The outrage from the legal left over the Supreme Court’s decision to remove itself from partisan gerrymandering cases — because such cases are political questions — knows no end in its hyperbole. If you follow their bizarre logic, sending political power back to the people and states means democracy itself is ending.
Leading the charge is election law professor and expert Rick Hasen, who claimed in The New York Times that the court’s decision to get out of political issues over elections makes the court more partisan than ever before.
Justin Levitt, also an election law professor at Loyola Law School, refused to be outdone, saying, “We are in Mad Max territory now; there are no rules.” He described a world where “you’ll see more legislators in more states [where there is unilateral control] taking up the mantle of extreme partisan aggression against people who disagree with them.”

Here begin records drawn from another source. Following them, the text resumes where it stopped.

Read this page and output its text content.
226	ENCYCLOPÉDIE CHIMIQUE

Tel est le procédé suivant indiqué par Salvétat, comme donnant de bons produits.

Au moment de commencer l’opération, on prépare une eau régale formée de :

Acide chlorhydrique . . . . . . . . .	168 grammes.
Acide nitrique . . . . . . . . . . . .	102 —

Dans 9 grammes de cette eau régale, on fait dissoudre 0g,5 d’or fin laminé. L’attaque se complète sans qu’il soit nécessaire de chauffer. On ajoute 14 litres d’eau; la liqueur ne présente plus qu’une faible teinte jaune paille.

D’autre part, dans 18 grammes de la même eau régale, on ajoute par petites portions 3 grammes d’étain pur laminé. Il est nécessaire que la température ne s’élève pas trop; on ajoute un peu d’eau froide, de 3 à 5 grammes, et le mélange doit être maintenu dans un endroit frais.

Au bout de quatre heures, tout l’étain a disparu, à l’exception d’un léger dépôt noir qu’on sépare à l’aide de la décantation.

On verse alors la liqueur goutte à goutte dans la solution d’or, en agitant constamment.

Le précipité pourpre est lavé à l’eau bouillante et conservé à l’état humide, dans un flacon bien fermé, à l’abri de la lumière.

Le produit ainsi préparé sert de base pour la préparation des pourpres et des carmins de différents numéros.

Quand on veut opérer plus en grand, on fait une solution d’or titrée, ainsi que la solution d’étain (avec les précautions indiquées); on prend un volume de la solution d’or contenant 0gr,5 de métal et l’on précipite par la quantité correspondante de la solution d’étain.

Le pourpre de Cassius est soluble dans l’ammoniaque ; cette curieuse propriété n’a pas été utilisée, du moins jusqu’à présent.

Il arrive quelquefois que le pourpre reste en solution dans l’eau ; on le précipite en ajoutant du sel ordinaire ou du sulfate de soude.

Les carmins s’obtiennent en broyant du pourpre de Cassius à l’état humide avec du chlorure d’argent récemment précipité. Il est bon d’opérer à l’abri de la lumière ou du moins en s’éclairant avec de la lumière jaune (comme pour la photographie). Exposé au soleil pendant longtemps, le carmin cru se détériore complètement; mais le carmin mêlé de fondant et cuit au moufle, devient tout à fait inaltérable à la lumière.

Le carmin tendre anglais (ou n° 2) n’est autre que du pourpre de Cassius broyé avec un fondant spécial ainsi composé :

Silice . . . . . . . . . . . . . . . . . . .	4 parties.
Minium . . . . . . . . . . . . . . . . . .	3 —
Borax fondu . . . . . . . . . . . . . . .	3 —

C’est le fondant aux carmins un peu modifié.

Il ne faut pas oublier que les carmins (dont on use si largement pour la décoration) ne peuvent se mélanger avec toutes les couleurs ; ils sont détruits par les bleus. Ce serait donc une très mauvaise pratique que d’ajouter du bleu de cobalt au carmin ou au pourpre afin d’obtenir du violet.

Greg Sargent wrote for The Washington Post that conservatives on the Supreme Court had just “body-slammed democracy.”
The media took their cues from the liberal dissenting wing, written by Obama appointee Elena Kagen, who called the decision “tragic,” and asked readers: “Is this how American democracy is supposed to work?”
In America, yes. Political gerrymandering isn’t some bug that the court system is supposed to defeat — it’s a feature. And not only is it a feature — it was expected by the Founders to be a part of the political process.
The case in question, Rucho v. Common Cause, brought together two cases, one out of North Carolina, where Democrats accused Republicans of extreme gerrymandering, and another out of Maryland, where Republicans accused Democrats of extreme gerrymandering.
In other words, these are political parties arguing about the rules they’ve set for themselves in building districts. This issue is nothing new.
As Chief Justice Roberts noted in the majority opinion, gerrymandering predates the Constitution: “During the very first congressional elections, George Washington and his Federalist allies accused Patrick Henry of trying to gerrymander Virginia’s districts against their candidates — in particular James Madison, who ultimately prevailed over fellow future President James Monroe.”
If the Founders wanted to remove gerrymandering from the equation in the constitutional convention, they could have done it then and there. But they didn’t. In fact, as I’ve argued before, George Washington argued for even more House districts than we have today by capping each House district to 30,000 people.
The Founders did not restrict factions — they created even more.
So when people like Kagen ask, is this how American democracy is supposed to work? The answer is a resounding, “Yes!”
Is gerrymandering fair? Of course not. It allows parties to expand their control in places they have majorities to the fullest extent of the population. But we aren’t a single-party country, and both parties have ample opportunity to flex their muscle across the country.
The point is this: as Roberts says, the political process was the avenue to deal with problems regarding gerrymandering.
“The Framers were aware of electoral districting problems and considered what to do about them. They settled on a characteristic approach, assigning the issue to the state legislatures, expressly checked and balanced by the Federal Congress,” the chief justice wrote. “At no point was there a suggestion that the federal courts had a role to play. Nor was there any indication that the Framers had ever heard of courts doing such a thing.”
If the only channel to fix a problem is through the legislative process, then that means that the federal court system must not usurp power and step in. This solution is known as the political question doctrine, which says that if the only solution for a problem comes from the executive or legislative branches, the courts must stay out.
That doesn’t mean the court system has no say in this issue; there are still legal issues. Roberts points out that the court still has to ensure laws upholding one person, one vote, and laws banning gerrymandering on racial grounds are still fair play.
But while race and voter protection laws are one thing, determining political ill-content is much harder. Roberts writes:
To hold that legislators cannot take partisan interests into account when drawing district lines would essentially countermand the Framers’ decision to entrust districting to political entities. The “central problem” is not determining whether a jurisdiction has engaged in partisan gerrymandering. It is “determining when political gerrymandering has gone too far.”
Sure, that district you drew is Democratic, but is it too Democratic? Or is it too Republican? There are no standards the Supreme Court can apply here, because the answer of whether something is “too partisan” is one left up to the voters.
And we should note here, the Democrats who are complaining that gerrymandering benefits Republicans just won back the House of Representatives. And the reason they were out of power before is that they rammed Obamacare through the legislative system against the voter’s will. Their loss of control had nothing to do with gerrymandering.
For all the talk about how lousy gerrymandering is, both parties have routinely swung in and out of power with relative ease over the years. But if gerrymandering is a problem, this decision does not prevent states from dealing with it. This decision encourages Congress and the states to take an active role in the process.
Democrats are mad today because they wanted the nine judges to jump into the electoral process and judge the partisan lean of every district in the country. But it’s absurd to claim the democracy is body-slammed when the Supreme Court is tacitly giving power back to those people. Usurping power and having nine unelected judges decide district lines is body-slamming democracy, not the other way around.
The court correctly restrained its power and gave support to a genuinely federalist system, and that is a rare win in our world of ever-increasing government power.